FIGS. 13 and 14 depict window defroster system 100 installed on a window 154. Heater assembly 102 is placed on inner surface 156 of window 154 and backer bar assembly 104 is placed on outer surface 158 of window 154 with magnets 112, 114, and 150, 152, respectively registered with each other. The mutual attraction between magnets 112 and 150 and 114 and 152 retains heater assembly 102 in place in the desired position. An additional advantage of window defroster system 100 in hunting blind applications such as that depicted is that the scent created by wiping condensation or frost from windows using cleaners is avoided.

FIG. 15 depict an embodiment in which window defroster system 100 has two heater assemblies 102 and corresponding backer bar assemblies 104 to enable use on multiple windows. In such embodiments, wiring harness 160 enables connection to power supply 134. Wiring harness 160 generally includes fuse 130, switch 132, and power cables 108, which each have quick connector 162 for easy connection to power supply 134. It will be appreciated that, although two heater assemblies 102 are depicted, additional heater assemblies 102 could be provided and connected, only limited by the capacity of power supply 134.

Various additional advantages of the present inventions should be apparent to one of ordinary skill in the art from the foregoing detailed description and the accompanying drawings. This disclosure is therefore not intended to be limiting.

Various embodiments of systems, devices, and methods have been described herein. These embodiments are given only by way of example and are not intended to limit the scope of the claimed inventions. It should be appreciated, moreover, that the various features of the embodiments that have been described may be combined in various ways to produce numerous additional embodiments. Moreover, while various materials, dimensions, shapes, configurations and locations, etc. have been described for use with disclosed embodiments, others besides those disclosed may be utilized without exceeding the scope of the claimed inventions.

Persons of ordinary skill in the relevant arts will recognize that the subject matter hereof may comprise fewer features than illustrated in any individual embodiment described above. The embodiments described herein are not meant to be an exhaustive presentation of the ways in which the various features of the subject matter hereof may be combined. Accordingly, the embodiments are not mutually exclusive combinations of features; rather, the various embodiments can comprise a combination of different individual features selected from different individual embodiments, as understood by persons of ordinary skill in the art. Moreover, elements described with respect to one embodiment can be implemented in other embodiments even when not described in such embodiments unless otherwise noted.

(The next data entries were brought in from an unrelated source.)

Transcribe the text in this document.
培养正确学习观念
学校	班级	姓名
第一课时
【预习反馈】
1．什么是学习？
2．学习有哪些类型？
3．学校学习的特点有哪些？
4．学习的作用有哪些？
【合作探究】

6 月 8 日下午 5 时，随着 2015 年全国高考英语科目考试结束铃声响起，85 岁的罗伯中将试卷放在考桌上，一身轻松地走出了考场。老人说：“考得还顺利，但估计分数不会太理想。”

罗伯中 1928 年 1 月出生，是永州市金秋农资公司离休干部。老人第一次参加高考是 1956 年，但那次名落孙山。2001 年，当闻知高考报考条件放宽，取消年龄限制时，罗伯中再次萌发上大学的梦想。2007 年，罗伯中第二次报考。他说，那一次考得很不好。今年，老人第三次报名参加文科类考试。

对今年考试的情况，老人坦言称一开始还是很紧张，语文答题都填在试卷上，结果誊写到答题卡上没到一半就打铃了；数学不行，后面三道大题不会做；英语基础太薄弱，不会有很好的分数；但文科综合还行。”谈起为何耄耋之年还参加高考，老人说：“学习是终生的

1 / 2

Although a dependent claim may refer in the claims to a specific combination with one or more other claims, other embodiments can also include a combination of the dependent claim with the subject matter of each other dependent claim or a combination of one or more features with other dependent or independent claims. Such combinations are proposed herein unless it is stated that a specific combination is not intended.

Any incorporation by reference of documents above is limited such that no subject matter is incorporated that is contrary to the explicit disclosure herein. Any incorporation by reference of documents above is further limited such that no claims included in the documents are incorporated by reference herein. Any incorporation by reference of documents above is yet further limited such that any definitions provided in the documents are not incorporated by reference herein unless expressly included herein.

For purposes of interpreting the claims, it is expressly intended that the provisions of 35 U.S.C. § 112 (f) are not to be invoked unless the specific terms “means for” or “step for” are recited in a claim.